Perl one-liner to check if number is prime

The following Perl one-liner is to show the abilities and power of Perl: in one single line we can tell from a number whether it is a prime or not.

perl -lne '(1x$_) !~ /^1?$|^(11+?)\1+$/ && print "$_ is prime"'

How it works? Let’s see step by step!

perl
Practical Extraction and Report Language

-l (line endings)
The -l switch silently removes the newline character (or whatever $/ is set to, as we will see below) from the end of each line of input, and silently adds a newline character to the end of each line of output. Note that the answers are all reduced by one because each line is shorter by one character: the newline at the end.

-n (implicit looping)
This option is shorthand for while(<>) { }. It wraps your code inside the loop as shown below:

while(<>) {
    # perl code
}

-e (execute, inline scripting)
Execute Perl code in command line itself.

(1x$_)
The number is converted into its unary representation. Say, 6 is converted into 1×6 which is 111111, (1 repeated 6 times).

!~
This operator is the opposite of the =~ operator. Test the previously given unary representation against the following regular expression. If it does not match, the number is a
prime; otherwise it’s a composite (so returns true, if the regular expression does not match).

/^1?$|^(11+?)\1+$/
Regular expression between two slashes ( / ). Consists of two parts separated by | as an OR operator.
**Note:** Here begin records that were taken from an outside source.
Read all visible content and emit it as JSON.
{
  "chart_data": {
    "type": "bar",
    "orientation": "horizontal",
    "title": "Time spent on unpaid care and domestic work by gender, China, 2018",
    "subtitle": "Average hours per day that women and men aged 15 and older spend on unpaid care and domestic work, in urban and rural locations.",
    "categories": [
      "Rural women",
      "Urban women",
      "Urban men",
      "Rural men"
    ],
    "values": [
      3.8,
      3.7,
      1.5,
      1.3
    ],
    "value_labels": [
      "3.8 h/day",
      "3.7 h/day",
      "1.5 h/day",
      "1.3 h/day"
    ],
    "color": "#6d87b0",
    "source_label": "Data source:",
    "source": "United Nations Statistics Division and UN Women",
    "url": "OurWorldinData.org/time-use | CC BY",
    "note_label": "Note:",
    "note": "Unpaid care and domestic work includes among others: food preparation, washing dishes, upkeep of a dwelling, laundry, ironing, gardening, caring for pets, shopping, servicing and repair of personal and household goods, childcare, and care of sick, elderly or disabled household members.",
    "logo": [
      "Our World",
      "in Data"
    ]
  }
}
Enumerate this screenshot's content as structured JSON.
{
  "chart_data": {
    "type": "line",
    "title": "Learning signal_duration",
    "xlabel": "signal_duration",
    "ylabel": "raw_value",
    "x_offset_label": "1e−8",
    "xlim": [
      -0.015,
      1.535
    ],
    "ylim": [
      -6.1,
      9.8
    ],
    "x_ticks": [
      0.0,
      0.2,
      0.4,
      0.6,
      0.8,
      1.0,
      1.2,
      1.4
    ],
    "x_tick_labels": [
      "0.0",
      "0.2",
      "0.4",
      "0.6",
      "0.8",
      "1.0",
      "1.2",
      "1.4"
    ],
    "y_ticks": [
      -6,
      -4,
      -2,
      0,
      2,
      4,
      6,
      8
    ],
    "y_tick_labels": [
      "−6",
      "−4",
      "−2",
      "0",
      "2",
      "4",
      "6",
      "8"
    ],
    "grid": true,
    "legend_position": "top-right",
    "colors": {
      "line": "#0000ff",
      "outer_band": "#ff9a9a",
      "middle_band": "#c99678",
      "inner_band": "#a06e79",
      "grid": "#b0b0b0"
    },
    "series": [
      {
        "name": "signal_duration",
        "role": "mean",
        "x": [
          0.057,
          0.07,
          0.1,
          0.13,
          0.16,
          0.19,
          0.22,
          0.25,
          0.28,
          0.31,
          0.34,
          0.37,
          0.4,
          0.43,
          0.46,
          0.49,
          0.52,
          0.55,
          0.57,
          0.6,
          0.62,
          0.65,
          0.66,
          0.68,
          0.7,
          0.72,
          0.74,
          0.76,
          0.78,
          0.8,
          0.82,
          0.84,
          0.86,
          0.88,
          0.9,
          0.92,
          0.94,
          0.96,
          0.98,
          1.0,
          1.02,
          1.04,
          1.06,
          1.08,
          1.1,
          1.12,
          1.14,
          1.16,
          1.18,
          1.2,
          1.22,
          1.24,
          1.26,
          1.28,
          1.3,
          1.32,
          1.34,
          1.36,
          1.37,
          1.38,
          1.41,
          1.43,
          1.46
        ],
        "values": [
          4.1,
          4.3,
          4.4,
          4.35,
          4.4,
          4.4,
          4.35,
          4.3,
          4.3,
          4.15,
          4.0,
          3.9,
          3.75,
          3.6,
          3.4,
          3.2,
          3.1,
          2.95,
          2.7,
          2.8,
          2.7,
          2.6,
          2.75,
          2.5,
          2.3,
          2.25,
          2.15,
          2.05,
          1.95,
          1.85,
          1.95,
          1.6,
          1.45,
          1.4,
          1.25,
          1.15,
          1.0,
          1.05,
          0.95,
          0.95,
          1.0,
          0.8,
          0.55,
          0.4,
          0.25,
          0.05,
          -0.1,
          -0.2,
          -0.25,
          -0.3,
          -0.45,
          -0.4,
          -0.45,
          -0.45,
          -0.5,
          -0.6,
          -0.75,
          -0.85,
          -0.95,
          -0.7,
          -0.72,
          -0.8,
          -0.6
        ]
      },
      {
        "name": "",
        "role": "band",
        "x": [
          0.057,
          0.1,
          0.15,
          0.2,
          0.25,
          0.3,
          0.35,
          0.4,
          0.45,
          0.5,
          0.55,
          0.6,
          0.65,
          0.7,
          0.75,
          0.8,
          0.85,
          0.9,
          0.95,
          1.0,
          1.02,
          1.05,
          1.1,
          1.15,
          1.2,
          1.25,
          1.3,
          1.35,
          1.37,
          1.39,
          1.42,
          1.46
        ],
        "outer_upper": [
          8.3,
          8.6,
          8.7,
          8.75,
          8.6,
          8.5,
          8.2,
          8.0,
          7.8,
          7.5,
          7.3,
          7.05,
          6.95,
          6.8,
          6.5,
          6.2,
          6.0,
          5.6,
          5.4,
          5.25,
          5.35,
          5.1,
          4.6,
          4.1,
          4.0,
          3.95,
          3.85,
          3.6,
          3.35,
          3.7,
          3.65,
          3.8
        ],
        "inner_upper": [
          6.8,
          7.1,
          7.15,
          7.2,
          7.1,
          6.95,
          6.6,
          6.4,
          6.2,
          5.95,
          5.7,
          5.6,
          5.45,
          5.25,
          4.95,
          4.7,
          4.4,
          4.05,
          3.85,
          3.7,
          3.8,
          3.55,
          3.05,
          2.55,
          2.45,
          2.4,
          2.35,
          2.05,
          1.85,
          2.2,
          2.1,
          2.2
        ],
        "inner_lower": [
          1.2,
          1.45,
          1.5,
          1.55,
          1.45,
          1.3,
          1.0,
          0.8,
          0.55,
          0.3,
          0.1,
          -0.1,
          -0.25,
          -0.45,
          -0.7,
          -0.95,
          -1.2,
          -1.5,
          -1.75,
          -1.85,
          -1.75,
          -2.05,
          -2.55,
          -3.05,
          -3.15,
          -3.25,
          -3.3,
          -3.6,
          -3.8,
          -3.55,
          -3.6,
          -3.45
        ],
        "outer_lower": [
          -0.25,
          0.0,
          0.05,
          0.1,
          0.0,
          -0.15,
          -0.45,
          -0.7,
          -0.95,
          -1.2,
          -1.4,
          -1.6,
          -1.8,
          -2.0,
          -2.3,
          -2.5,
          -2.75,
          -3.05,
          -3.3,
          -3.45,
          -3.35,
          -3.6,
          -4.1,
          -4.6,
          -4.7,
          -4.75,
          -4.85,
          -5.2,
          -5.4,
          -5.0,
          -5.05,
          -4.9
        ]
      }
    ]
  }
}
Let’s see the two parts of the regex separately!

^1?$
The part between ^ and $ signs will be tested from the beginning to the end of the string.
The ? is a metacharacter, which matches the preceding element zero or one time.
Therefor this part of the regex (^1?$) matches 1, or empty string. Since the empty string and 1 are not prime numbers, this part of the regular expression discards them.

^(11+?)\1+$
determines whether two or more 1s repeatedly make up the whole number. If so, the regular expression matches, which means the number is a composite. If not, it’s a prime.

Explanation
Now consider how the second part of the regular expression would act on the number 5. The number 5 in unary is 11111, so the (11+?) matches the first two 1s, the back-reference \1 becomes 11, and the whole regular expression now becomes ^11(11)+$.
Because it can’t match five 1s, it fails. Next, it attempts to match the first three 1s. The back-reference becomes 111, and the whole regular expression becomes ^111(111)+$, which doesn’t match. The process repeats for 1111 and 11111, which also don’t match and as a result the entire regular expression doesn’t match and the number is a prime.

What about the number 4? The number 4 is 1111 in unary. The (11+?) matches the first two 1s. The back-reference \1 becomes 11, and the regular expression becomes ^11(11)+$, which matches the original string and confirms that the number is not prime.